To build a new singularity image we use a definition file. In this case we will base our image on Scientific Linux 7 (a Red Hat clone) because we want to use CASA, which expects a Red Hat environment:

BootStrap: docker
From: scientificlinux/sl

%post
yum -y update
yum -y install wget perl less
cd /usr/local
wget https://casa.nrao.edu/download/distro/casa/release/rhel/casa-6.4.0-16-py3.8.tar.xz
tar xf casa-6.4.0-16-py3.8.tar.xz
rm casa-6.4.0-16-py3.8.tar.xz

%environment
export LC_ALL=C
export PATH=/usr/local/casa-6.4.0-16/bin:$PATH

%runscript
casa --nologger --log2term

%labels
Author IRIS-Radioastronomy

The %post part of the code here installs any security updates and a few dependencies, then downloads and unpacks CASA. The %environment part makes sure that the casa command is on the system PATH and we define a runscript which means that running the singularity image will drop us into a CASA environment.
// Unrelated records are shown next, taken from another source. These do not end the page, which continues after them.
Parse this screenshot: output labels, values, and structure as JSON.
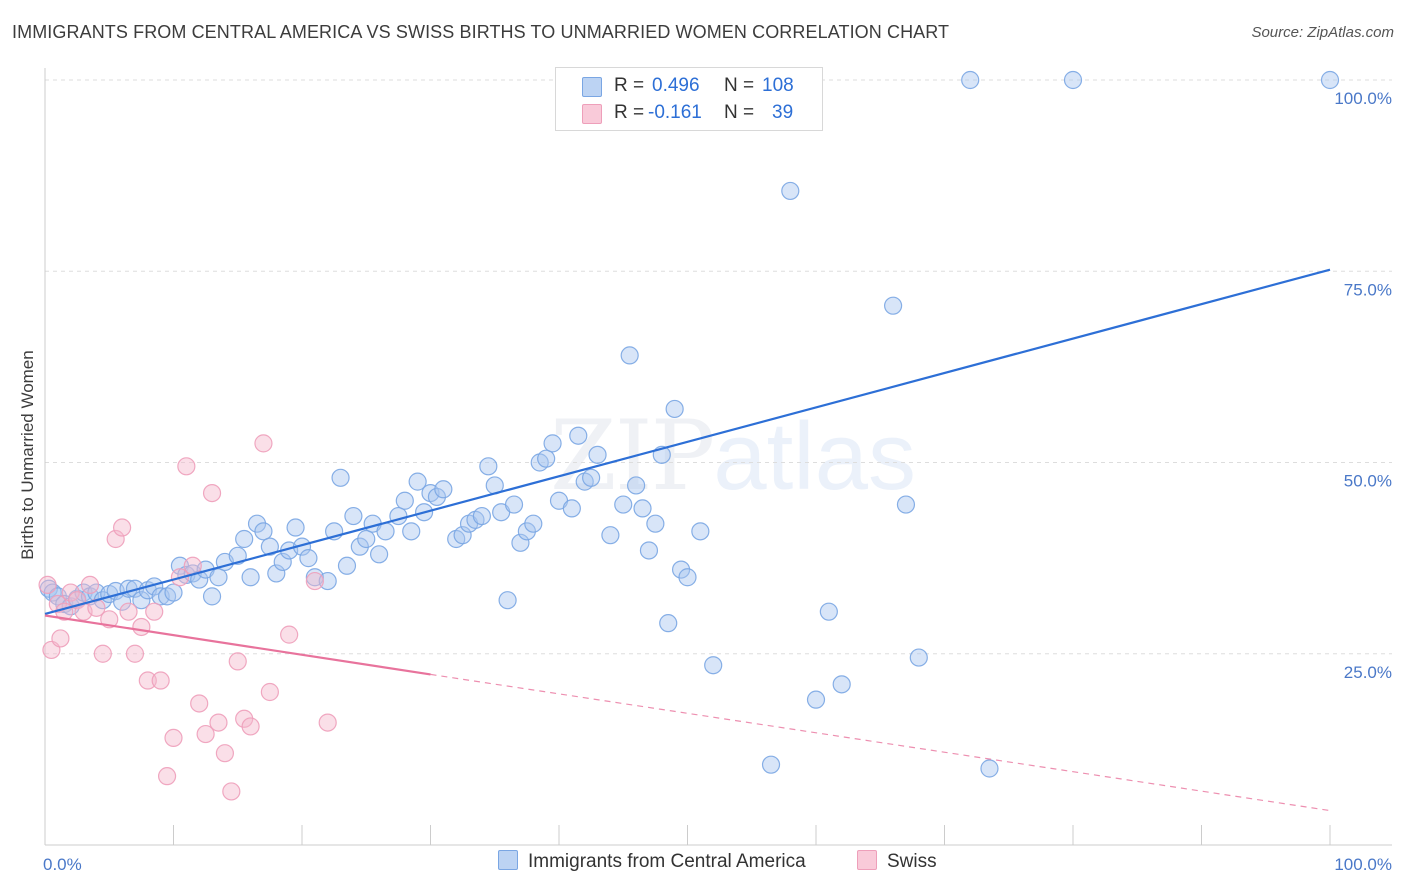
{
  "title": "IMMIGRANTS FROM CENTRAL AMERICA VS SWISS BIRTHS TO UNMARRIED WOMEN CORRELATION CHART",
  "source": "Source: ZipAtlas.com",
  "watermark": {
    "zip": "ZIP",
    "atlas": "atlas"
  },
  "legend": {
    "rows": [
      {
        "r_label": "R =",
        "r_value": "0.496",
        "n_label": "N =",
        "n_value": "108"
      },
      {
        "r_label": "R =",
        "r_value": "-0.161",
        "n_label": "N =",
        "n_value": "39"
      }
    ]
  },
  "colors": {
    "blue_fill": "#a9c6ef",
    "blue_stroke": "#7aa6e3",
    "blue_line": "#2d6fd6",
    "pink_fill": "#f5b8cc",
    "pink_stroke": "#ee9fba",
    "pink_line": "#e8739c",
    "grid": "#dddddd",
    "tick_text": "#4a78c8"
  },
  "chart_data": {
    "type": "scatter",
    "ylabel": "Births to Unmarried Women",
    "xlim": [
      0,
      100
    ],
    "ylim": [
      0,
      100
    ],
    "x_tick_labels": [
      "0.0%",
      "100.0%"
    ],
    "y_ticks": [
      25,
      50,
      75,
      100
    ],
    "y_tick_labels": [
      "25.0%",
      "50.0%",
      "75.0%",
      "100.0%"
    ],
    "grid": "horizontal dashed",
    "legend_position": "bottom",
    "series": [
      {
        "name": "Immigrants from Central America",
        "color": "#a9c6ef",
        "trend": {
          "x": [
            0,
            100
          ],
          "y": [
            30.2,
            75.2
          ],
          "style": "solid"
        },
        "points": [
          [
            0.3,
            33.5
          ],
          [
            0.6,
            33.0
          ],
          [
            1.0,
            32.5
          ],
          [
            1.5,
            31.5
          ],
          [
            2.0,
            31.2
          ],
          [
            2.5,
            32.2
          ],
          [
            3.0,
            33.0
          ],
          [
            3.5,
            32.5
          ],
          [
            4.0,
            33.0
          ],
          [
            4.5,
            32.0
          ],
          [
            5.0,
            32.8
          ],
          [
            5.5,
            33.2
          ],
          [
            6.0,
            31.8
          ],
          [
            6.5,
            33.5
          ],
          [
            7.0,
            33.5
          ],
          [
            7.5,
            32.0
          ],
          [
            8.0,
            33.3
          ],
          [
            8.5,
            33.8
          ],
          [
            9.0,
            32.5
          ],
          [
            9.5,
            32.5
          ],
          [
            10.0,
            33.0
          ],
          [
            10.5,
            36.5
          ],
          [
            11.0,
            35.3
          ],
          [
            11.5,
            35.5
          ],
          [
            12.0,
            34.7
          ],
          [
            12.5,
            36.0
          ],
          [
            13.0,
            32.5
          ],
          [
            13.5,
            35.0
          ],
          [
            14.0,
            37.0
          ],
          [
            15.0,
            37.8
          ],
          [
            15.5,
            40.0
          ],
          [
            16.0,
            35.0
          ],
          [
            16.5,
            42.0
          ],
          [
            17.0,
            41.0
          ],
          [
            17.5,
            39.0
          ],
          [
            18.0,
            35.5
          ],
          [
            18.5,
            37.0
          ],
          [
            19.0,
            38.5
          ],
          [
            19.5,
            41.5
          ],
          [
            20.0,
            39.0
          ],
          [
            20.5,
            37.5
          ],
          [
            21.0,
            35.0
          ],
          [
            22.0,
            34.5
          ],
          [
            22.5,
            41.0
          ],
          [
            23.0,
            48.0
          ],
          [
            23.5,
            36.5
          ],
          [
            24.0,
            43.0
          ],
          [
            24.5,
            39.0
          ],
          [
            25.0,
            40.0
          ],
          [
            25.5,
            42.0
          ],
          [
            26.0,
            38.0
          ],
          [
            26.5,
            41.0
          ],
          [
            27.5,
            43.0
          ],
          [
            28.0,
            45.0
          ],
          [
            28.5,
            41.0
          ],
          [
            29.0,
            47.5
          ],
          [
            29.5,
            43.5
          ],
          [
            30.0,
            46.0
          ],
          [
            30.5,
            45.5
          ],
          [
            31.0,
            46.5
          ],
          [
            32.0,
            40.0
          ],
          [
            32.5,
            40.5
          ],
          [
            33.0,
            42.0
          ],
          [
            33.5,
            42.5
          ],
          [
            34.0,
            43.0
          ],
          [
            34.5,
            49.5
          ],
          [
            35.0,
            47.0
          ],
          [
            35.5,
            43.5
          ],
          [
            36.0,
            32.0
          ],
          [
            36.5,
            44.5
          ],
          [
            37.0,
            39.5
          ],
          [
            37.5,
            41.0
          ],
          [
            38.0,
            42.0
          ],
          [
            38.5,
            50.0
          ],
          [
            39.0,
            50.5
          ],
          [
            39.5,
            52.5
          ],
          [
            40.0,
            45.0
          ],
          [
            41.0,
            44.0
          ],
          [
            41.5,
            53.5
          ],
          [
            42.0,
            47.5
          ],
          [
            42.5,
            48.0
          ],
          [
            43.0,
            51.0
          ],
          [
            44.0,
            40.5
          ],
          [
            45.0,
            44.5
          ],
          [
            45.5,
            64.0
          ],
          [
            46.0,
            47.0
          ],
          [
            46.5,
            44.0
          ],
          [
            47.0,
            38.5
          ],
          [
            47.5,
            42.0
          ],
          [
            48.0,
            51.0
          ],
          [
            48.5,
            29.0
          ],
          [
            49.0,
            57.0
          ],
          [
            49.5,
            36.0
          ],
          [
            50.0,
            35.0
          ],
          [
            51.0,
            41.0
          ],
          [
            52.0,
            23.5
          ],
          [
            56.5,
            10.5
          ],
          [
            58.0,
            85.5
          ],
          [
            60.0,
            19.0
          ],
          [
            61.0,
            30.5
          ],
          [
            62.0,
            21.0
          ],
          [
            66.0,
            70.5
          ],
          [
            67.0,
            44.5
          ],
          [
            68.0,
            24.5
          ],
          [
            72.0,
            100.0
          ],
          [
            73.5,
            10.0
          ],
          [
            80.0,
            100.0
          ],
          [
            100.0,
            100.0
          ]
        ]
      },
      {
        "name": "Swiss",
        "color": "#f5b8cc",
        "trend": {
          "x": [
            0,
            30
          ],
          "y": [
            30.0,
            22.3
          ],
          "style": "solid",
          "extended_x": [
            30,
            100
          ],
          "extended_y": [
            22.3,
            4.5
          ],
          "extended_style": "dashed"
        },
        "points": [
          [
            0.2,
            34.0
          ],
          [
            0.5,
            25.5
          ],
          [
            1.0,
            31.5
          ],
          [
            1.2,
            27.0
          ],
          [
            1.5,
            30.5
          ],
          [
            2.0,
            33.0
          ],
          [
            2.5,
            32.0
          ],
          [
            3.0,
            30.5
          ],
          [
            3.5,
            34.0
          ],
          [
            4.0,
            31.0
          ],
          [
            4.5,
            25.0
          ],
          [
            5.0,
            29.5
          ],
          [
            5.5,
            40.0
          ],
          [
            6.0,
            41.5
          ],
          [
            6.5,
            30.5
          ],
          [
            7.0,
            25.0
          ],
          [
            7.5,
            28.5
          ],
          [
            8.0,
            21.5
          ],
          [
            8.5,
            30.5
          ],
          [
            9.0,
            21.5
          ],
          [
            9.5,
            9.0
          ],
          [
            10.0,
            14.0
          ],
          [
            10.5,
            35.0
          ],
          [
            11.0,
            49.5
          ],
          [
            11.5,
            36.5
          ],
          [
            12.0,
            18.5
          ],
          [
            12.5,
            14.5
          ],
          [
            13.0,
            46.0
          ],
          [
            13.5,
            16.0
          ],
          [
            14.0,
            12.0
          ],
          [
            14.5,
            7.0
          ],
          [
            15.0,
            24.0
          ],
          [
            15.5,
            16.5
          ],
          [
            16.0,
            15.5
          ],
          [
            17.0,
            52.5
          ],
          [
            17.5,
            20.0
          ],
          [
            19.0,
            27.5
          ],
          [
            21.0,
            34.5
          ],
          [
            22.0,
            16.0
          ]
        ]
      }
    ]
  },
  "bottom_legend": [
    {
      "label": "Immigrants from Central America"
    },
    {
      "label": "Swiss"
    }
  ]
}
All commands within the definition file are expected to be in the chosen operating system’s language.

To build this we run the command:

[mjh@lofar-server mjh]$ singularity build --fakeroot casa.sif casa.def

The --fakeroot option here allows us to build the image as a normal user. If running on a machine where you have root access, you should use sudo instead. If you receive a permissions error for ‘’–fakeroot’’, your system administrator will have to set it up for you.
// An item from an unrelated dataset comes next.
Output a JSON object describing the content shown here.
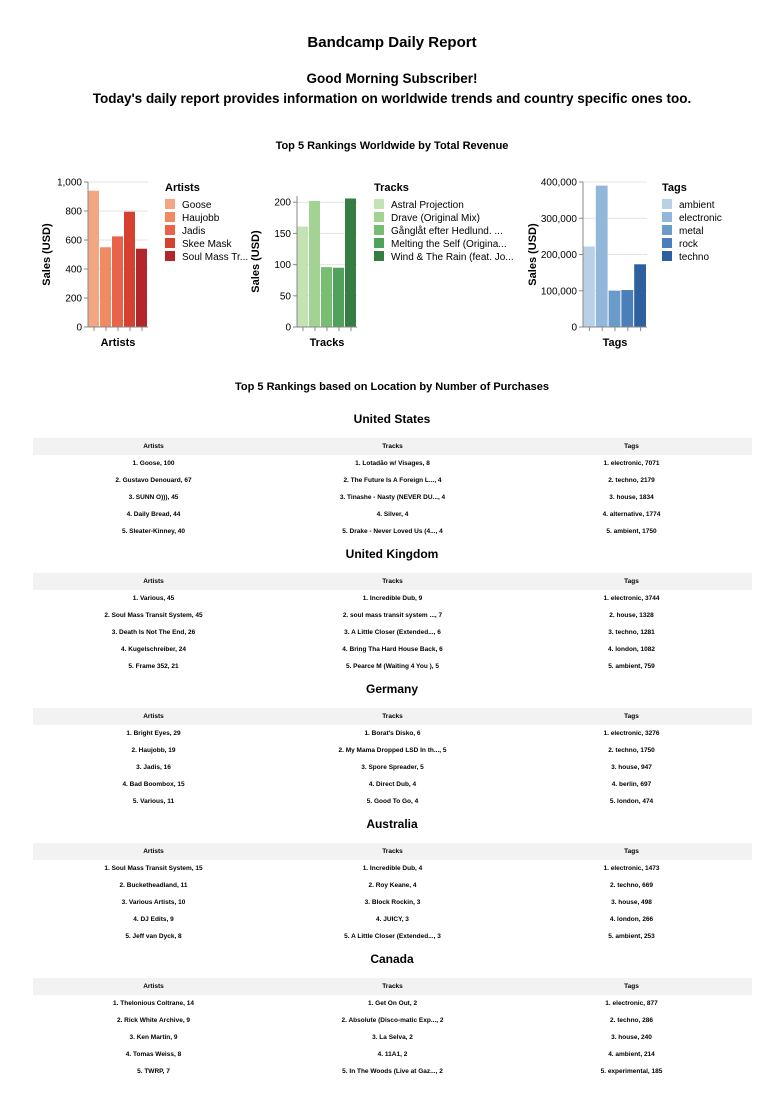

Running this command you will see the generation of the image, including the download from Docker and the effects of running the commands in the %post script. At the end of the process the .sif file will be written and can be run:

[mjh@lofar-server mjh]$ singularity run -B/beegfs/car/mjh/jvla:/data casa.sif

optional configuration file config.py not found, continuing CASA startup without it

IPython 7.15.0 -- An enhanced Interactive Python.
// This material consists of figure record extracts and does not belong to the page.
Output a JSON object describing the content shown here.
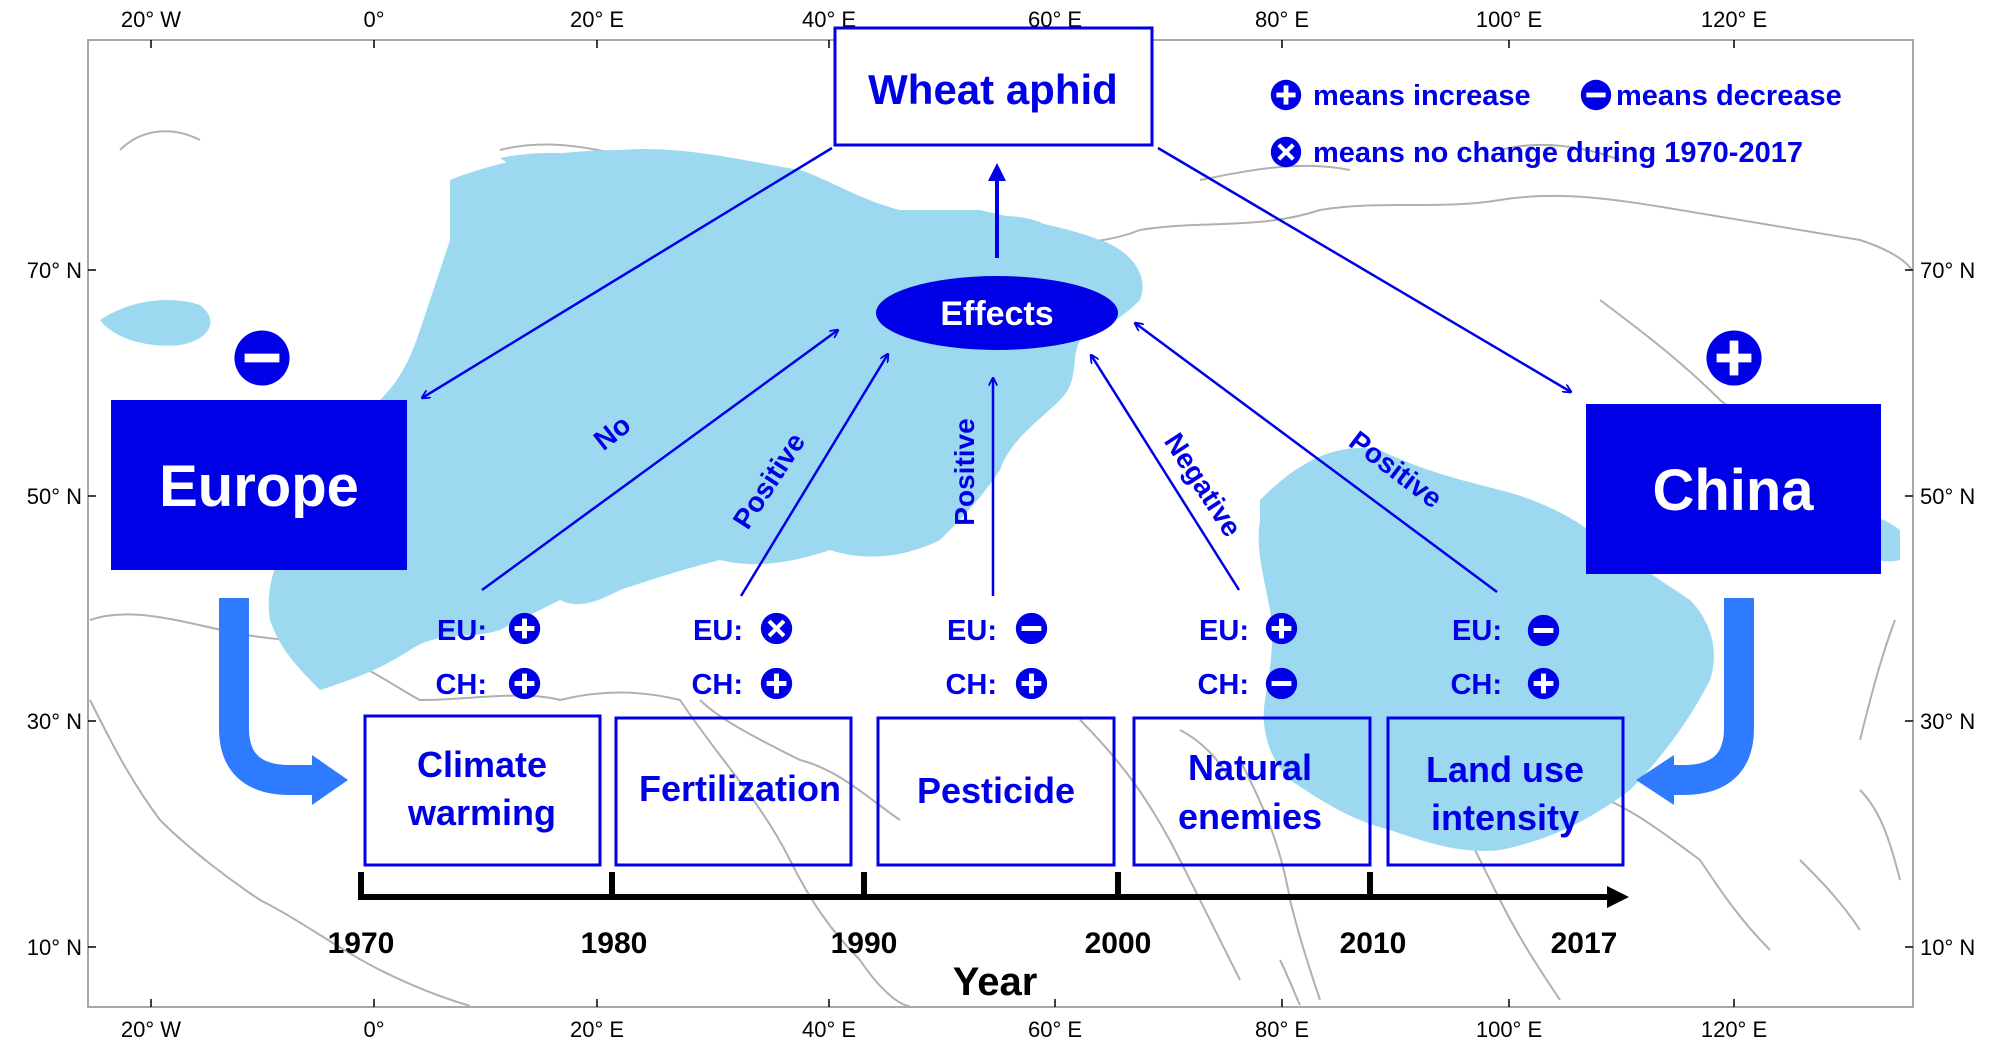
{
  "colors": {
    "primary_blue": "#0000e6",
    "land_blue": "#9cd9f1",
    "arrow_blue": "#2f7bff",
    "outline_gray": "#a8a8a8",
    "text_black": "#000000"
  },
  "map": {
    "lon_ticks": [
      "20° W",
      "0°",
      "20° E",
      "40° E",
      "60° E",
      "80° E",
      "100° E",
      "120° E"
    ],
    "lat_ticks": [
      "70° N",
      "50° N",
      "30° N",
      "10° N"
    ]
  },
  "title": "Wheat aphid",
  "legend": [
    {
      "icon": "plus-circle-icon",
      "text": "means increase"
    },
    {
      "icon": "minus-circle-icon",
      "text": "means decrease"
    },
    {
      "icon": "cross-circle-icon",
      "text": "means no change during 1970-2017"
    }
  ],
  "effects_label": "Effects",
  "regions": [
    {
      "name": "Europe",
      "trend_icon": "minus-circle-icon"
    },
    {
      "name": "China",
      "trend_icon": "plus-circle-icon"
    }
  ],
  "effect_labels": [
    "No",
    "Positive",
    "Positive",
    "Negative",
    "Positive"
  ],
  "factors": [
    {
      "lines": [
        "Climate",
        "warming"
      ],
      "eu_label": "EU:",
      "eu_icon": "plus-circle-icon",
      "ch_label": "CH:",
      "ch_icon": "plus-circle-icon"
    },
    {
      "lines": [
        "Fertilization"
      ],
      "eu_label": "EU:",
      "eu_icon": "cross-circle-icon",
      "ch_label": "CH:",
      "ch_icon": "plus-circle-icon"
    },
    {
      "lines": [
        "Pesticide"
      ],
      "eu_label": "EU:",
      "eu_icon": "minus-circle-icon",
      "ch_label": "CH:",
      "ch_icon": "plus-circle-icon"
    },
    {
      "lines": [
        "Natural",
        "enemies"
      ],
      "eu_label": "EU:",
      "eu_icon": "plus-circle-icon",
      "ch_label": "CH:",
      "ch_icon": "minus-circle-icon"
    },
    {
      "lines": [
        "Land use",
        "intensity"
      ],
      "eu_label": "EU:",
      "eu_icon": "minus-circle-icon",
      "ch_label": "CH:",
      "ch_icon": "plus-circle-icon"
    }
  ],
  "timeline": {
    "years": [
      "1970",
      "1980",
      "1990",
      "2000",
      "2010",
      "2017"
    ],
    "axis_label": "Year"
  }
}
Using matplotlib backend: agg
Telemetry initialized. Telemetry will send anonymized usage statistics to NRAO.
You can disable telemetry by adding the following line to the config.py file in your rcdir (e.g. ~/.casa/config.py):
telemetry_enabled = False
--> CrashReporter initialized.
CASA 6.4.0.16 -- Common Astronomy Software Applications [6.4.0.16]
2021-12-05 18:27:46     INFO    ::casa  optional configuration file config.py not found, continuing CASA startup without it
[...]

CASA <1>:

If you have created an account on the Singularity cloud library then you can upload the image there and other users will be able to singularity pull it:

[mjh@lofar-server mjh]$ singularity sign casa.sif
Signing image: casa.sif
[...]
Signature created and applied to casa.sif
[mjh@lofar-server mjh]$ singularity push casa.sif library://mhardcastle/default/casa
1.3GiB / 1.3GiB [==============================================================================] 100 % 15.3 MiB/s 0s

Library storage: using 4.14 GiB out of 11.00 GiB quota (37.6% used)
Container URL: https://cloud.sylabs.io/library/mhardcastle/default/casa

Note that for a singularity pull to work you must apply a tag to the uploaded file!